I nodded in agreement; I was ready for the water. I wasn't ready to be alone for that long though, I feared the water would run over me and I'd stay in the shower all day, not even notice when it turned cold and then get sick… "Could you have it with me?"
Michael looked at me directly in the eye for a beat and nodded. "I stink abit aswell I 'spose."
I smiled at him, he knew what a meant. I needed his body near mine, not in a sexual way… I hadn't felt sexual at all in the past couple of days, but I needed his physical presence around me… anchoring me to reality.
The shower was wonderful, the suds covered our bodies and we washed each other tenderly, showing how much we cared for each other, loved each other… there were kisses, there always is with Michael, but the level, the meaning, degree at with they're applied always changes. These were soft, heart-warming.
As he was drying me, still wet and naked I got my first zing of sexual urge. He was so tender and as I watched his strong huge hands dry me with touch tenderness and delicateness I grew nervous.
Michael caught my eye and smiled gently and I knew we were on the same page. This had been the furthest we had gone, not only in just plain complete nakedness, but also in showing our feelings to one another.
"Let me dry you." I had requested before taking a new towel from the cupboard and running it over his lean body, kissing the skin before I dried it and unconsciously exploring his body for future reference. See that was the difference… that's what made me feel so guilty.
I wanted a future with Michael more than anything, I had always cared for Alex but I felt I hadn't cared enough. At the funeral I couldn't eat, my throat had closed from singing at the funeral and I knew part of it was fear. Just knowing I needed another human as much as I did Michael made me so scared and I had hugged Isabel probably the most, apart from Michael.
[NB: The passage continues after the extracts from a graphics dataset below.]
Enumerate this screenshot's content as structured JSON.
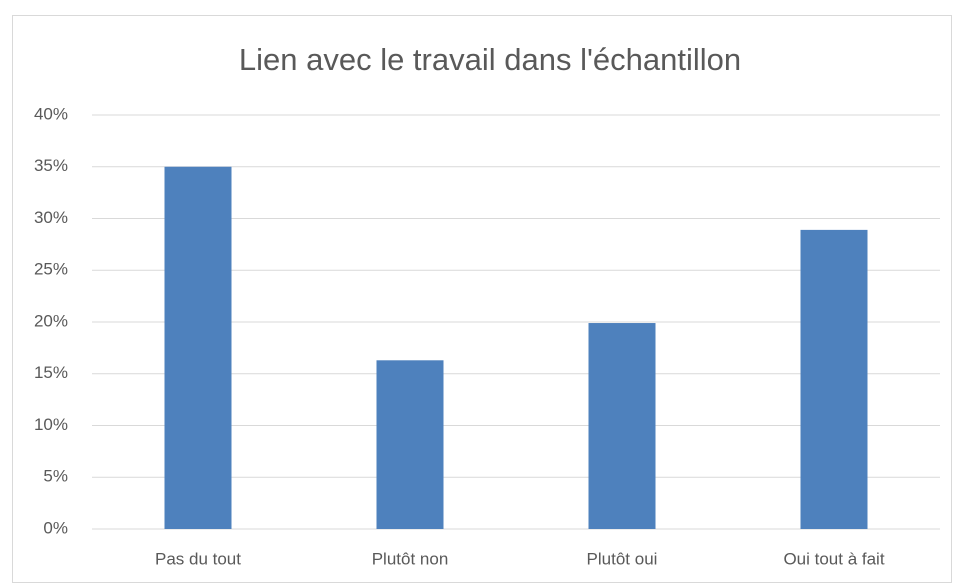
{
  "chart_data": {
    "type": "bar",
    "title": "Lien avec le travail dans l'échantillon",
    "categories": [
      "Pas du tout",
      "Plutôt non",
      "Plutôt oui",
      "Oui tout à fait"
    ],
    "values": [
      35,
      16.3,
      19.9,
      28.9
    ],
    "color": "#4e81bd",
    "ylim": [
      0,
      40
    ],
    "yticks": [
      {
        "value": 0,
        "label": "0%"
      },
      {
        "value": 5,
        "label": "5%"
      },
      {
        "value": 10,
        "label": "10%"
      },
      {
        "value": 15,
        "label": "15%"
      },
      {
        "value": 20,
        "label": "20%"
      },
      {
        "value": 25,
        "label": "25%"
      },
      {
        "value": 30,
        "label": "30%"
      },
      {
        "value": 35,
        "label": "35%"
      },
      {
        "value": 40,
        "label": "40%"
      }
    ],
    "grid": true
  }
}
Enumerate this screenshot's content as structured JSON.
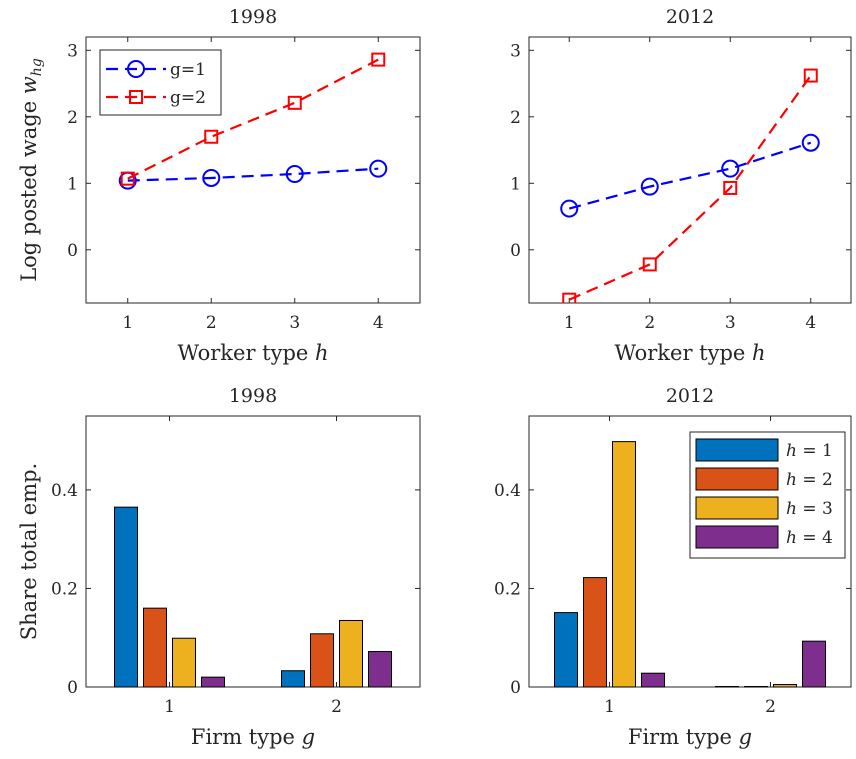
{
  "chart_data": [
    {
      "type": "line",
      "title": "1998",
      "xlabel": "Worker type h",
      "ylabel": "Log posted wage w_hg",
      "x": [
        1,
        2,
        3,
        4
      ],
      "xticks": [
        "1",
        "2",
        "3",
        "4"
      ],
      "xlim": [
        0.5,
        4.5
      ],
      "yticks": [
        "0",
        "1",
        "2",
        "3"
      ],
      "ylim": [
        -0.8,
        3.2
      ],
      "legend": "top-left",
      "series": [
        {
          "name": "g=1",
          "values": [
            1.04,
            1.08,
            1.14,
            1.22
          ],
          "color": "#0000ff",
          "marker": "circle"
        },
        {
          "name": "g=2",
          "values": [
            1.07,
            1.7,
            2.21,
            2.86
          ],
          "color": "#ff0000",
          "marker": "square"
        }
      ]
    },
    {
      "type": "line",
      "title": "2012",
      "xlabel": "Worker type h",
      "ylabel": "",
      "x": [
        1,
        2,
        3,
        4
      ],
      "xticks": [
        "1",
        "2",
        "3",
        "4"
      ],
      "xlim": [
        0.5,
        4.5
      ],
      "yticks": [
        "0",
        "1",
        "2",
        "3"
      ],
      "ylim": [
        -0.8,
        3.2
      ],
      "series": [
        {
          "values": [
            0.62,
            0.95,
            1.22,
            1.61
          ],
          "color": "#0000ff",
          "marker": "circle"
        },
        {
          "values": [
            -0.75,
            -0.22,
            0.93,
            2.62
          ],
          "color": "#ff0000",
          "marker": "square"
        }
      ]
    },
    {
      "type": "bar",
      "title": "1998",
      "xlabel": "Firm type g",
      "ylabel": "Share total emp.",
      "categories": [
        "1",
        "2"
      ],
      "yticks": [
        "0",
        "0.2",
        "0.4"
      ],
      "ylim": [
        0,
        0.55
      ],
      "series": [
        {
          "values": [
            0.365,
            0.033
          ],
          "color": "#0072bd"
        },
        {
          "values": [
            0.16,
            0.108
          ],
          "color": "#d95319"
        },
        {
          "values": [
            0.099,
            0.135
          ],
          "color": "#edb120"
        },
        {
          "values": [
            0.02,
            0.072
          ],
          "color": "#7e2f8e"
        }
      ]
    },
    {
      "type": "bar",
      "title": "2012",
      "xlabel": "Firm type g",
      "ylabel": "",
      "categories": [
        "1",
        "2"
      ],
      "yticks": [
        "0",
        "0.2",
        "0.4"
      ],
      "ylim": [
        0,
        0.55
      ],
      "legend": "top-right",
      "series": [
        {
          "name": "h = 1",
          "values": [
            0.151,
            0.001
          ],
          "color": "#0072bd"
        },
        {
          "name": "h = 2",
          "values": [
            0.222,
            0.001
          ],
          "color": "#d95319"
        },
        {
          "name": "h = 3",
          "values": [
            0.498,
            0.005
          ],
          "color": "#edb120"
        },
        {
          "name": "h = 4",
          "values": [
            0.028,
            0.093
          ],
          "color": "#7e2f8e"
        }
      ]
    }
  ]
}
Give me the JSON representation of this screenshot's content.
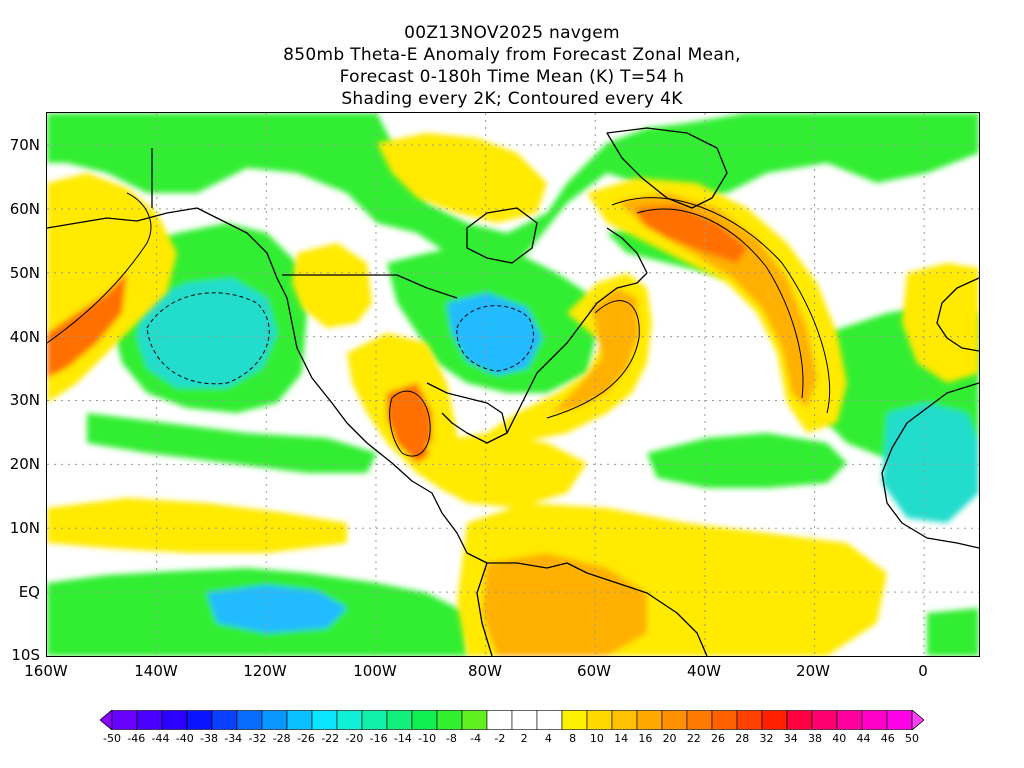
{
  "title": {
    "line1": "00Z13NOV2025 navgem",
    "line2": "850mb Theta-E Anomaly from Forecast Zonal Mean,",
    "line3": "Forecast 0-180h Time Mean (K) T=54 h",
    "line4": "Shading every 2K; Contoured every 4K"
  },
  "lat_labels": [
    "70N",
    "60N",
    "50N",
    "40N",
    "30N",
    "20N",
    "10N",
    "EQ",
    "10S"
  ],
  "lon_labels": [
    "160W",
    "140W",
    "120W",
    "100W",
    "80W",
    "60W",
    "40W",
    "20W",
    "0"
  ],
  "map_extent": {
    "lon_min": -160,
    "lon_max": 10,
    "lat_min": -10,
    "lat_max": 75
  },
  "colorbar": {
    "labels": [
      "-50",
      "-46",
      "-44",
      "-40",
      "-38",
      "-34",
      "-32",
      "-28",
      "-26",
      "-22",
      "-20",
      "-16",
      "-14",
      "-10",
      "-8",
      "-4",
      "-2",
      "2",
      "4",
      "8",
      "10",
      "14",
      "16",
      "20",
      "22",
      "26",
      "28",
      "32",
      "34",
      "38",
      "40",
      "44",
      "46",
      "50"
    ],
    "colors": [
      "#8a00ff",
      "#6a00ff",
      "#4b00ff",
      "#2a00ff",
      "#0a14ff",
      "#0a40ff",
      "#0a6cff",
      "#0a96ff",
      "#0ac0ff",
      "#0ae6ff",
      "#10f0d6",
      "#10f0a8",
      "#10f07a",
      "#10f050",
      "#30f030",
      "#60f020",
      "#ffffff",
      "#ffffff",
      "#ffffff",
      "#fff000",
      "#ffd800",
      "#ffc000",
      "#ffa800",
      "#ff9000",
      "#ff7800",
      "#ff6000",
      "#ff4000",
      "#ff2000",
      "#ff0040",
      "#ff0070",
      "#ff00a0",
      "#ff00c8",
      "#ff00e8",
      "#ff40ff"
    ]
  },
  "colors": {
    "positive_low": "#ffea00",
    "positive_mid": "#ffb000",
    "positive_high": "#ff7000",
    "positive_peak": "#e84a00",
    "negative_low": "#33ee33",
    "negative_mid": "#22dd66",
    "negative_high": "#22ddcc",
    "negative_peak": "#22bbff",
    "coastline": "#000000",
    "grid": "#9a9a9a"
  }
}
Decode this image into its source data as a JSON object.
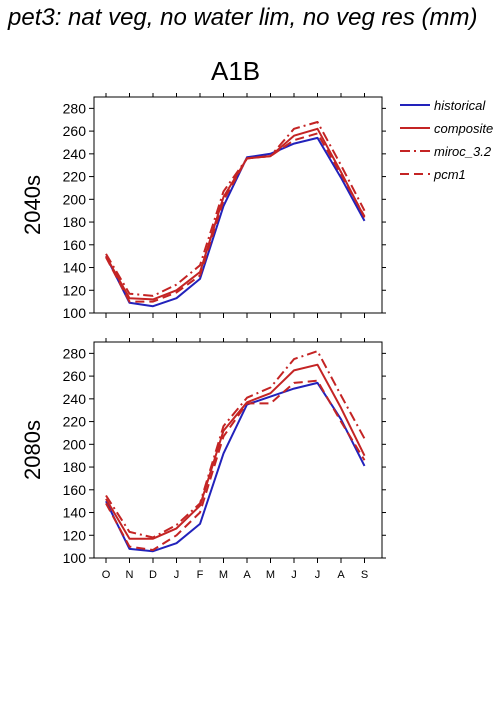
{
  "title": "pet3: nat veg, no water lim, no veg res (mm)",
  "scenario": "A1B",
  "chart_data": [
    {
      "type": "line",
      "panel_label": "2040s",
      "x": [
        "O",
        "N",
        "D",
        "J",
        "F",
        "M",
        "A",
        "M",
        "J",
        "J",
        "A",
        "S"
      ],
      "xtick_labels_shown": false,
      "ylim": [
        100,
        290
      ],
      "yticks": [
        100,
        120,
        140,
        160,
        180,
        200,
        220,
        240,
        260,
        280
      ],
      "series": [
        {
          "name": "historical",
          "color": "#2222bb",
          "dash": "solid",
          "values": [
            150,
            109,
            106,
            113,
            130,
            194,
            237,
            240,
            249,
            254,
            219,
            181
          ]
        },
        {
          "name": "composite",
          "color": "#c42424",
          "dash": "solid",
          "values": [
            150,
            113,
            112,
            120,
            136,
            202,
            236,
            238,
            256,
            262,
            224,
            184
          ]
        },
        {
          "name": "miroc_3.2",
          "color": "#c42424",
          "dash": "dashdot",
          "values": [
            152,
            117,
            115,
            125,
            142,
            207,
            236,
            238,
            262,
            268,
            230,
            190
          ]
        },
        {
          "name": "pcm1",
          "color": "#c42424",
          "dash": "dashed",
          "values": [
            149,
            110,
            110,
            118,
            133,
            199,
            236,
            238,
            252,
            258,
            222,
            185
          ]
        }
      ]
    },
    {
      "type": "line",
      "panel_label": "2080s",
      "x": [
        "O",
        "N",
        "D",
        "J",
        "F",
        "M",
        "A",
        "M",
        "J",
        "J",
        "A",
        "S"
      ],
      "xtick_labels_shown": true,
      "ylim": [
        100,
        290
      ],
      "yticks": [
        100,
        120,
        140,
        160,
        180,
        200,
        220,
        240,
        260,
        280
      ],
      "series": [
        {
          "name": "historical",
          "color": "#2222bb",
          "dash": "solid",
          "values": [
            150,
            108,
            106,
            113,
            130,
            192,
            235,
            242,
            249,
            254,
            222,
            181
          ]
        },
        {
          "name": "composite",
          "color": "#c42424",
          "dash": "solid",
          "values": [
            152,
            117,
            117,
            126,
            146,
            212,
            237,
            245,
            265,
            270,
            232,
            190
          ]
        },
        {
          "name": "miroc_3.2",
          "color": "#c42424",
          "dash": "dashdot",
          "values": [
            155,
            123,
            118,
            129,
            148,
            216,
            241,
            250,
            275,
            282,
            243,
            205
          ]
        },
        {
          "name": "pcm1",
          "color": "#c42424",
          "dash": "dashed",
          "values": [
            148,
            110,
            107,
            120,
            140,
            207,
            236,
            236,
            254,
            256,
            220,
            186
          ]
        }
      ]
    }
  ],
  "legend": [
    {
      "name": "historical",
      "color": "#2222bb",
      "dash": "solid"
    },
    {
      "name": "composite",
      "color": "#c42424",
      "dash": "solid"
    },
    {
      "name": "miroc_3.2",
      "color": "#c42424",
      "dash": "dashdot"
    },
    {
      "name": "pcm1",
      "color": "#c42424",
      "dash": "dashed"
    }
  ]
}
I had wanted to snap at Liz, tell her to mourn some other way… I didn't want Michael to feel any responsibility for Alex's death… even if it was an evil bloody alien, it wouldn't bring Alex back and my two alien friends and my alien love would feel an increase in pain.
As for the other alien… Tess, I snapped at her because she seemed to take light of everything, her only concern seemed Max's reaction to it. She assumed she knew Alex and again it felt good to snap at someone.
As Michael had sadly stood and walked away I felt guilt again for having my love for Michael increase in the past week. I had realised I'd become hollow if he ever died, and I felt guilt for not talking to Alex more in the past months, about Switzerland, what he did, how he felt… I know Alex couldn't have killed himself, he wasn't a selfish person at all… but my wish that it was an accident seems out of place, it almost runs against the grain of my heart.